2
votes

I am new to R and I am practicing to write R functions. I have 100 cvs separate data files stored in my directory, and each is labeled by its id, e.g. "1" to "100. I like to write a function that reads some selected files into R, calculates the number of complete cases in each data file, and arrange the results into a data frame. Below is the function that I wrote. First I read all files in "dat". Then, using rbind function, I read the selected files I want into a data.frame. Lastly, I computed the number of complete cases using sum(complete.cases()). This seems straightforward but the function does not work. I suspect there is something wrong with the index but have not figured out why. Searched through various topics but could not find a useful answer. Many thanks!
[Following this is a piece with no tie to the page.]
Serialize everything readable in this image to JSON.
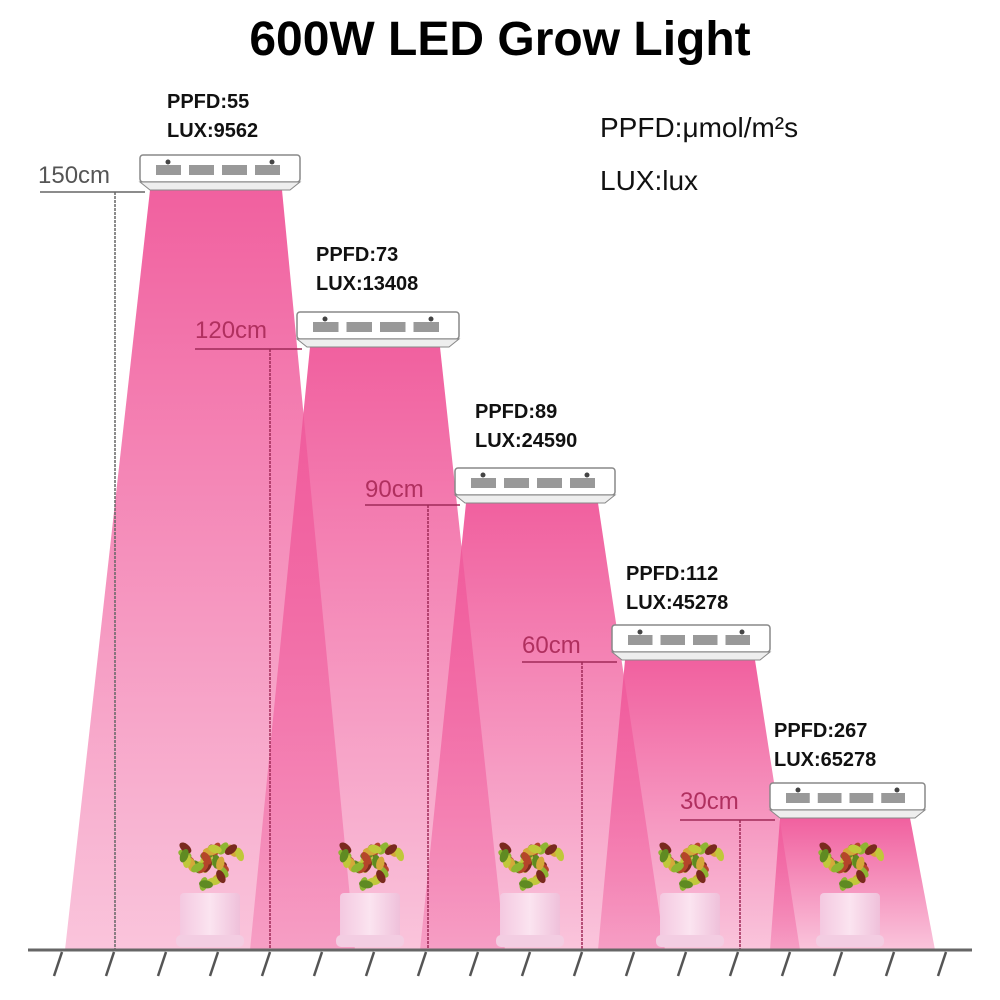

 `complete = function(directory,id) {
  dat = list.files(directory, full.name=T)
  dat.em = data.frame()
  for (i in id) {
    dat.ful= rbind(dat.em, read.csv(dat[i]))
    obs = numeric()
    obs[i] = sum(complete.cases(dat.ful[dat.ful$ID == i,]))
  }
  data.frame(ID = id, count = obs)
} 
complete("envi",c(1,3,5)) `

get error and a warning message: Error in data.frame(ID = id, count = obs) : arguments imply differing number of rows: 3, 5

1

1 Answers

3
votes

One problem with your code is that you reset obs to numeric() each time you go through the loop, so obs ends up with only one value (the number of complete cases in the last file in dat).

Another issue is that the line dat.ful = rbind(dat.em, read.csv(dat[i])) resets dat.ful to contain just the data frame being read in that iteration of the loop. This won't cause an error, but you don't actually need to store the previous data frames, since you're just checking the number of complete cases for each data frame you read in.
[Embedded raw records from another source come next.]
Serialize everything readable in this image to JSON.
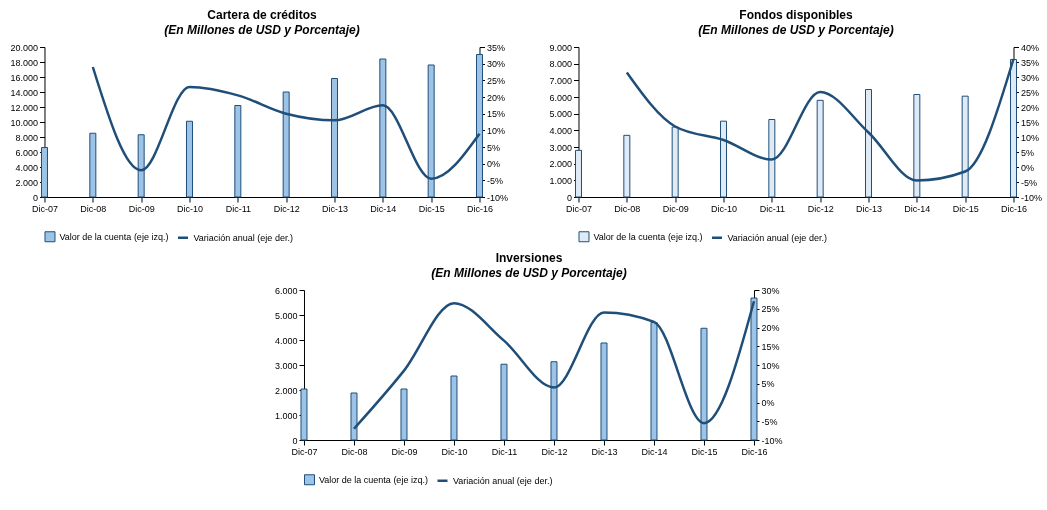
{
  "chart_data": [
    {
      "type": "bar",
      "title": "Cartera de créditos",
      "subtitle": "(En Millones de USD y Porcentaje)",
      "legend": "bottom",
      "categories": [
        "Dic-07",
        "Dic-08",
        "Dic-09",
        "Dic-10",
        "Dic-11",
        "Dic-12",
        "Dic-13",
        "Dic-14",
        "Dic-15",
        "Dic-16"
      ],
      "series": [
        {
          "name": "Valor de la cuenta (eje izq.)",
          "color": "#9dc3e6",
          "values": [
            6600,
            8500,
            8300,
            10100,
            12200,
            14000,
            15800,
            18400,
            17600,
            19000
          ]
        },
        {
          "name": "Variación anual (eje der.)",
          "type": "line",
          "axis": "y2",
          "color": "#1f4e79",
          "values": [
            null,
            29,
            -2,
            23,
            20.5,
            15,
            13,
            17.5,
            -4.5,
            9
          ]
        }
      ],
      "ylim": [
        0,
        20000
      ],
      "yticks": [
        {
          "value": 0,
          "label": "0"
        },
        {
          "value": 2000,
          "label": "2.000"
        },
        {
          "value": 4000,
          "label": "4.000"
        },
        {
          "value": 6000,
          "label": "6.000"
        },
        {
          "value": 8000,
          "label": "8.000"
        },
        {
          "value": 10000,
          "label": "10.000"
        },
        {
          "value": 12000,
          "label": "12.000"
        },
        {
          "value": 14000,
          "label": "14.000"
        },
        {
          "value": 16000,
          "label": "16.000"
        },
        {
          "value": 18000,
          "label": "18.000"
        },
        {
          "value": 20000,
          "label": "20.000"
        }
      ],
      "y2lim": [
        -10,
        35
      ],
      "y2ticks": [
        {
          "value": -10,
          "label": "-10%"
        },
        {
          "value": -5,
          "label": "-5%"
        },
        {
          "value": 0,
          "label": "0%"
        },
        {
          "value": 5,
          "label": "5%"
        },
        {
          "value": 10,
          "label": "10%"
        },
        {
          "value": 15,
          "label": "15%"
        },
        {
          "value": 20,
          "label": "20%"
        },
        {
          "value": 25,
          "label": "25%"
        },
        {
          "value": 30,
          "label": "30%"
        },
        {
          "value": 35,
          "label": "35%"
        }
      ]
    },
    {
      "type": "bar",
      "title": "Fondos disponibles",
      "subtitle": "(En Millones de USD y Porcentaje)",
      "legend": "bottom",
      "categories": [
        "Dic-07",
        "Dic-08",
        "Dic-09",
        "Dic-10",
        "Dic-11",
        "Dic-12",
        "Dic-13",
        "Dic-14",
        "Dic-15",
        "Dic-16"
      ],
      "series": [
        {
          "name": "Valor de la cuenta (eje izq.)",
          "color": "#deebf7",
          "values": [
            2800,
            3700,
            4200,
            4550,
            4650,
            5800,
            6450,
            6150,
            6050,
            8250
          ]
        },
        {
          "name": "Variación anual (eje der.)",
          "type": "line",
          "axis": "y2",
          "color": "#1f4e79",
          "values": [
            null,
            31.5,
            13.5,
            9,
            2.5,
            25,
            11.5,
            -4.5,
            -1.5,
            36
          ]
        }
      ],
      "ylim": [
        0,
        9000
      ],
      "yticks": [
        {
          "value": 0,
          "label": "0"
        },
        {
          "value": 1000,
          "label": "1.000"
        },
        {
          "value": 2000,
          "label": "2.000"
        },
        {
          "value": 3000,
          "label": "3.000"
        },
        {
          "value": 4000,
          "label": "4.000"
        },
        {
          "value": 5000,
          "label": "5.000"
        },
        {
          "value": 6000,
          "label": "6.000"
        },
        {
          "value": 7000,
          "label": "7.000"
        },
        {
          "value": 8000,
          "label": "8.000"
        },
        {
          "value": 9000,
          "label": "9.000"
        }
      ],
      "y2lim": [
        -10,
        40
      ],
      "y2ticks": [
        {
          "value": -10,
          "label": "-10%"
        },
        {
          "value": -5,
          "label": "-5%"
        },
        {
          "value": 0,
          "label": "0%"
        },
        {
          "value": 5,
          "label": "5%"
        },
        {
          "value": 10,
          "label": "10%"
        },
        {
          "value": 15,
          "label": "15%"
        },
        {
          "value": 20,
          "label": "20%"
        },
        {
          "value": 25,
          "label": "25%"
        },
        {
          "value": 30,
          "label": "30%"
        },
        {
          "value": 35,
          "label": "35%"
        },
        {
          "value": 40,
          "label": "40%"
        }
      ]
    },
    {
      "type": "bar",
      "title": "Inversiones",
      "subtitle": "(En Millones de USD y Porcentaje)",
      "legend": "bottom",
      "categories": [
        "Dic-07",
        "Dic-08",
        "Dic-09",
        "Dic-10",
        "Dic-11",
        "Dic-12",
        "Dic-13",
        "Dic-14",
        "Dic-15",
        "Dic-16"
      ],
      "series": [
        {
          "name": "Valor de la cuenta (eje izq.)",
          "color": "#9dc3e6",
          "values": [
            2040,
            1880,
            2040,
            2560,
            3030,
            3130,
            3880,
            4700,
            4470,
            5680
          ]
        },
        {
          "name": "Variación anual (eje der.)",
          "type": "line",
          "axis": "y2",
          "color": "#1f4e79",
          "values": [
            null,
            -7,
            8.5,
            26.5,
            16.5,
            4,
            24,
            21.5,
            -5.5,
            27
          ]
        }
      ],
      "ylim": [
        0,
        6000
      ],
      "yticks": [
        {
          "value": 0,
          "label": "0"
        },
        {
          "value": 1000,
          "label": "1.000"
        },
        {
          "value": 2000,
          "label": "2.000"
        },
        {
          "value": 3000,
          "label": "3.000"
        },
        {
          "value": 4000,
          "label": "4.000"
        },
        {
          "value": 5000,
          "label": "5.000"
        },
        {
          "value": 6000,
          "label": "6.000"
        }
      ],
      "y2lim": [
        -10,
        30
      ],
      "y2ticks": [
        {
          "value": -10,
          "label": "-10%"
        },
        {
          "value": -5,
          "label": "-5%"
        },
        {
          "value": 0,
          "label": "0%"
        },
        {
          "value": 5,
          "label": "5%"
        },
        {
          "value": 10,
          "label": "10%"
        },
        {
          "value": 15,
          "label": "15%"
        },
        {
          "value": 20,
          "label": "20%"
        },
        {
          "value": 25,
          "label": "25%"
        },
        {
          "value": 30,
          "label": "30%"
        }
      ]
    }
  ]
}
Here's a different approach using lapply instead of a loop. Note that instead of giving the function a vector of indices, this function takes a vector of file names. In your example, you use the index instead of the file name as the file "id". It's better to use the file names directly, because even if the file names are numbers, using the index will give an incorrect result if, for some reason, your vector of file names is not sorted in ascending numeric order, or if the file names don't use consecutive numbers.

# Read files and return data frame with the number of complete cases in each csv file
complete = function(directory, files) {

  # Read each csv file in turn and store its name and number of complete cases 
  # in a list
  obs.list = lapply(files, function(x) {
    dat = read.csv(paste0(directory,"/", x))
    data.frame(fileName=x, count=sum(complete.cases(dat)))
  })

  # Return a data frame with the number of complete cases for each file
  return(do.call(rbind, obs.list)) 
} 

Then, to run the function, you need to give it a directory and a list of file names. For example, to read all csv files in the current working directory, you can do this:

  filesToRead = list.files(pattern=".csv")

  complete(getwd(), filesToRead)